Mechanisms of immune surveillance in the skin

Dendritic cells (DC) are specialized antigen presenting cells (APC) believed to be crucial in modulating the immune system and, therefore, in immune surveillance. Under pathological conditions, immune surveillance plays an important role in the defense against microorganisms as well as in keeping newly arising tumors under control. However, immune surveillance has never been proven to be operative in vivo under homeostatic conditions. In addition, depending on the cellular and molecular microenvironment, immune responses can lead not only to protective immunity against pathogens, but also to tolerance. It is the goal of this proposal to understand how skin immune responses are regulated under homeostatic and pathological conditions. For this purpose we have generated transgenic mouse models in which Ova antigen expression can be induced by Cre/loxP mediated transgene recombination in a tissue-specific and time-controllable manner either in the periphery (epidermis) or directly in antigen presenting cells (DC). These mice will allow us to analyze whether priming of T-cells occurs under homeostatic conditions when innocuous antigens are expressed in the periphery or whether additional danger signals are required to get an antigen-specific immune response. Comparison to immune responses raised against the same antigen expressed directly on DC will give more insight in the importance of antigen uptake and cross- presentation in eliciting immune responses. We will utilize this model to investigate how antigen-specific immune responses in the skin can be modulated by concomitant stimulation of the innate immune system, e.g Toll Like Receptor 7 (TLR7) by the agonist Imiquimod. We will furthermore focus on the mechanisms underlying the immunostimulatory effect of the synthetic compound Imiquimod in the skin. Finally we want to establish a tumor model to study antigen specific immune responses against defined tumor antigens. Understanding how these immune responses are regulated could ultimately lead to the development of therapeutic strategies aimed either at maintaining cutaneous homeostasis or at potentiating immune surveillance against otherwise progressively growing tumors.

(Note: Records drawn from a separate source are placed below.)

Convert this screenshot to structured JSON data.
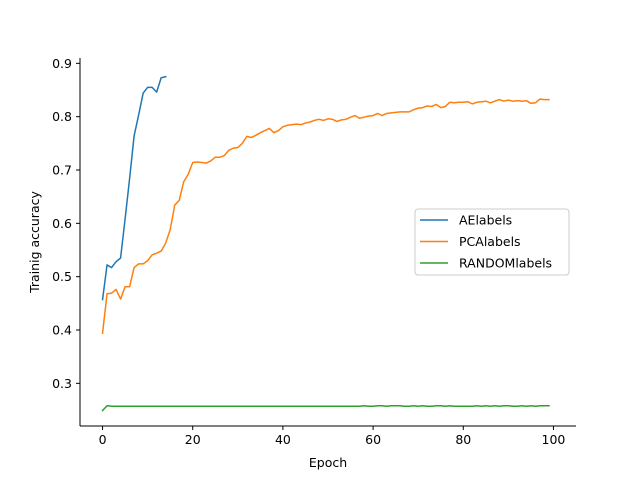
{
  "chart_data": {
    "type": "line",
    "xlabel": "Epoch",
    "ylabel": "Trainig accuracy",
    "xlim": [
      -5,
      105
    ],
    "ylim": [
      0.22,
      0.91
    ],
    "xticks": [
      0,
      20,
      40,
      60,
      80,
      100
    ],
    "xtick_labels": [
      "0",
      "20",
      "40",
      "60",
      "80",
      "100"
    ],
    "yticks": [
      0.3,
      0.4,
      0.5,
      0.6,
      0.7,
      0.8,
      0.9
    ],
    "ytick_labels": [
      "0.3",
      "0.4",
      "0.5",
      "0.6",
      "0.7",
      "0.8",
      "0.9"
    ],
    "grid": false,
    "legend_position": "center-right",
    "series": [
      {
        "name": "AElabels",
        "color": "#1f77b4",
        "x": [
          0,
          1,
          2,
          3,
          4,
          5,
          6,
          7,
          8,
          9,
          10,
          11,
          12,
          13,
          14
        ],
        "y": [
          0.457,
          0.522,
          0.517,
          0.528,
          0.535,
          0.608,
          0.684,
          0.764,
          0.803,
          0.844,
          0.855,
          0.855,
          0.846,
          0.873,
          0.875
        ]
      },
      {
        "name": "PCAlabels",
        "color": "#ff7f0e",
        "x": [
          0,
          1,
          2,
          3,
          4,
          5,
          6,
          7,
          8,
          9,
          10,
          11,
          12,
          13,
          14,
          15,
          16,
          17,
          18,
          19,
          20,
          21,
          22,
          23,
          24,
          25,
          26,
          27,
          28,
          29,
          30,
          31,
          32,
          33,
          34,
          35,
          36,
          37,
          38,
          39,
          40,
          41,
          42,
          43,
          44,
          45,
          46,
          47,
          48,
          49,
          50,
          51,
          52,
          53,
          54,
          55,
          56,
          57,
          58,
          59,
          60,
          61,
          62,
          63,
          64,
          65,
          66,
          67,
          68,
          69,
          70,
          71,
          72,
          73,
          74,
          75,
          76,
          77,
          78,
          79,
          80,
          81,
          82,
          83,
          84,
          85,
          86,
          87,
          88,
          89,
          90,
          91,
          92,
          93,
          94,
          95,
          96,
          97,
          98,
          99
        ],
        "y": [
          0.394,
          0.468,
          0.469,
          0.476,
          0.458,
          0.481,
          0.481,
          0.517,
          0.524,
          0.524,
          0.53,
          0.541,
          0.544,
          0.548,
          0.563,
          0.588,
          0.634,
          0.643,
          0.678,
          0.692,
          0.714,
          0.715,
          0.714,
          0.713,
          0.717,
          0.724,
          0.724,
          0.727,
          0.737,
          0.741,
          0.742,
          0.75,
          0.763,
          0.761,
          0.765,
          0.77,
          0.774,
          0.778,
          0.77,
          0.774,
          0.781,
          0.784,
          0.785,
          0.786,
          0.785,
          0.788,
          0.79,
          0.793,
          0.795,
          0.793,
          0.796,
          0.795,
          0.791,
          0.794,
          0.795,
          0.799,
          0.802,
          0.797,
          0.799,
          0.801,
          0.802,
          0.806,
          0.802,
          0.806,
          0.807,
          0.808,
          0.809,
          0.809,
          0.809,
          0.813,
          0.816,
          0.817,
          0.82,
          0.819,
          0.823,
          0.817,
          0.819,
          0.827,
          0.826,
          0.827,
          0.827,
          0.828,
          0.824,
          0.827,
          0.828,
          0.829,
          0.826,
          0.829,
          0.832,
          0.829,
          0.831,
          0.829,
          0.83,
          0.829,
          0.83,
          0.825,
          0.826,
          0.833,
          0.832,
          0.832
        ]
      },
      {
        "name": "RANDOMlabels",
        "color": "#2ca02c",
        "x": [
          0,
          1,
          2,
          3,
          4,
          5,
          6,
          7,
          8,
          9,
          10,
          11,
          12,
          13,
          14,
          15,
          16,
          17,
          18,
          19,
          20,
          21,
          22,
          23,
          24,
          25,
          26,
          27,
          28,
          29,
          30,
          31,
          32,
          33,
          34,
          35,
          36,
          37,
          38,
          39,
          40,
          41,
          42,
          43,
          44,
          45,
          46,
          47,
          48,
          49,
          50,
          51,
          52,
          53,
          54,
          55,
          56,
          57,
          58,
          59,
          60,
          61,
          62,
          63,
          64,
          65,
          66,
          67,
          68,
          69,
          70,
          71,
          72,
          73,
          74,
          75,
          76,
          77,
          78,
          79,
          80,
          81,
          82,
          83,
          84,
          85,
          86,
          87,
          88,
          89,
          90,
          91,
          92,
          93,
          94,
          95,
          96,
          97,
          98,
          99
        ],
        "y": [
          0.249,
          0.258,
          0.257,
          0.257,
          0.257,
          0.257,
          0.257,
          0.257,
          0.257,
          0.257,
          0.257,
          0.257,
          0.257,
          0.257,
          0.257,
          0.257,
          0.257,
          0.257,
          0.257,
          0.257,
          0.257,
          0.257,
          0.257,
          0.257,
          0.257,
          0.257,
          0.257,
          0.257,
          0.257,
          0.257,
          0.257,
          0.257,
          0.257,
          0.257,
          0.257,
          0.257,
          0.257,
          0.257,
          0.257,
          0.257,
          0.257,
          0.257,
          0.257,
          0.257,
          0.257,
          0.257,
          0.257,
          0.257,
          0.257,
          0.257,
          0.257,
          0.257,
          0.257,
          0.257,
          0.257,
          0.257,
          0.257,
          0.257,
          0.258,
          0.257,
          0.257,
          0.258,
          0.258,
          0.257,
          0.258,
          0.258,
          0.258,
          0.257,
          0.257,
          0.258,
          0.257,
          0.258,
          0.257,
          0.257,
          0.258,
          0.258,
          0.257,
          0.258,
          0.257,
          0.257,
          0.257,
          0.257,
          0.257,
          0.258,
          0.257,
          0.258,
          0.257,
          0.258,
          0.257,
          0.258,
          0.258,
          0.257,
          0.257,
          0.258,
          0.257,
          0.258,
          0.257,
          0.258,
          0.258,
          0.258
        ]
      }
    ]
  }
}
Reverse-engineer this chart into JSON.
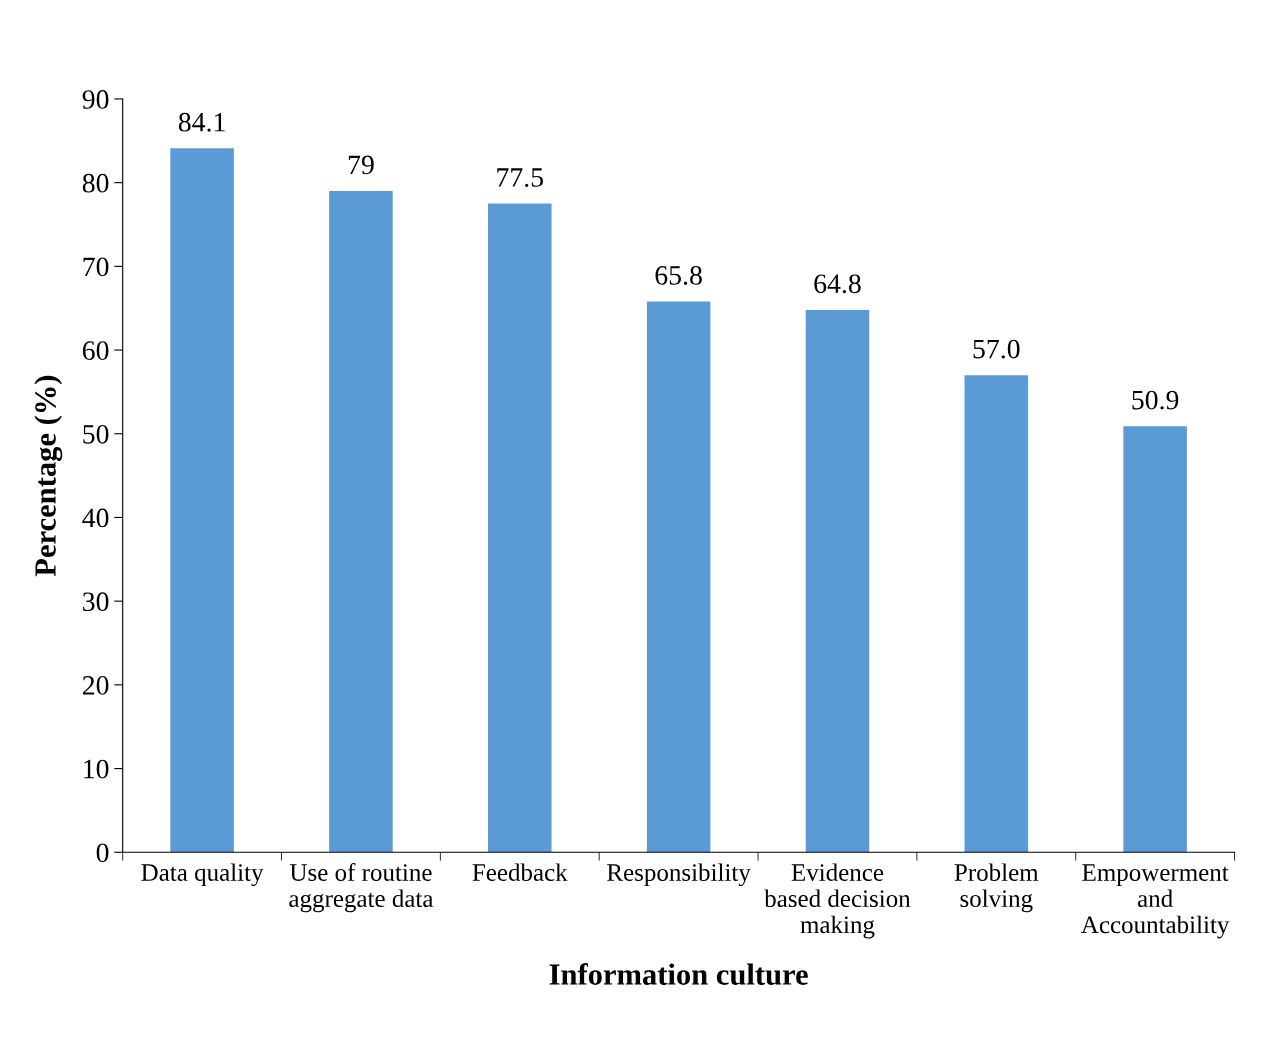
{
  "chart_data": {
    "type": "bar",
    "xlabel": "Information culture",
    "ylabel": "Percentage (%)",
    "categories": [
      "Data quality",
      "Use of routine\naggregate data",
      "Feedback",
      "Responsibility",
      "Evidence\nbased decision\nmaking",
      "Problem\nsolving",
      "Empowerment\nand\nAccountability"
    ],
    "values": [
      84.1,
      79,
      77.5,
      65.8,
      64.8,
      57.0,
      50.9
    ],
    "value_labels": [
      "84.1",
      "79",
      "77.5",
      "65.8",
      "64.8",
      "57.0",
      "50.9"
    ],
    "color": "#5b9bd5",
    "ylim": [
      0,
      90
    ],
    "yticks": [
      0,
      10,
      20,
      30,
      40,
      50,
      60,
      70,
      80,
      90
    ],
    "grid": false,
    "legend": false
  }
}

Dendritic cells (DC) are specialized antigen presenting cells (APC) believed to be crucial in modulating the immune system. Under pathological conditions, immune surveillance plays an important role in the defense against microorganisms as well as in keeping newly arising tumors under control. However, immune surveillance has never been proven to be operative in vivo under homeostatic conditions. In addition, depending on the cellular and molecular microenvironment, immune responses can lead not only to protective immunity against pathogens, but also to tolerance. It was the goal of this proposal to understand how immune responses are regulated in healthy and diseased skin and if priming of T-cells occurs under homeostatic conditions when innocuous antigens are expressed in the epidermis. For this purpose we have generated transgenic mice in which Ova antigen expression can be induced by Cre/loxP mediated transgene recombination in a tissue-specific and time-controllable manner in the epidermis. Although Ova was efficiently expressed by epidermal cells and presented by DC, adult transgenic mice did not develop any obvious autoimmune disease symptoms like hair or weight loss. In skin-draining lymph nodes T-cells specifically recognizing Ova were activated and proliferated transiently. However, these T-cells were not able to fully respond to Ova suggesting that tolerance was induced. It is believed, that the conditions at the time of first antigen encounter may influence the outcome of the immune response. We therefore tested if Ova-specific immune responses in the skin can be modulated by concomitant application of pro-inflammatory stimuli such as Toll Like Receptor agonists at the time of Ova induction. None of stimuli applied was able to break tolerance. However, when we directly injected fully mature DCs presenting high amounts of Ova peptide on their surface, tolerance was no longer induced and antigen-specific T-cells proliferated like in wild-type controls. Our data suggest that low amount of antigen expressed in the induction phase of the immune response results in tolerance even in the presence of danger signals. This could be a protective mechanism to avoid induction of autoimmune disease during inflammatory or infectious diseases in the skin.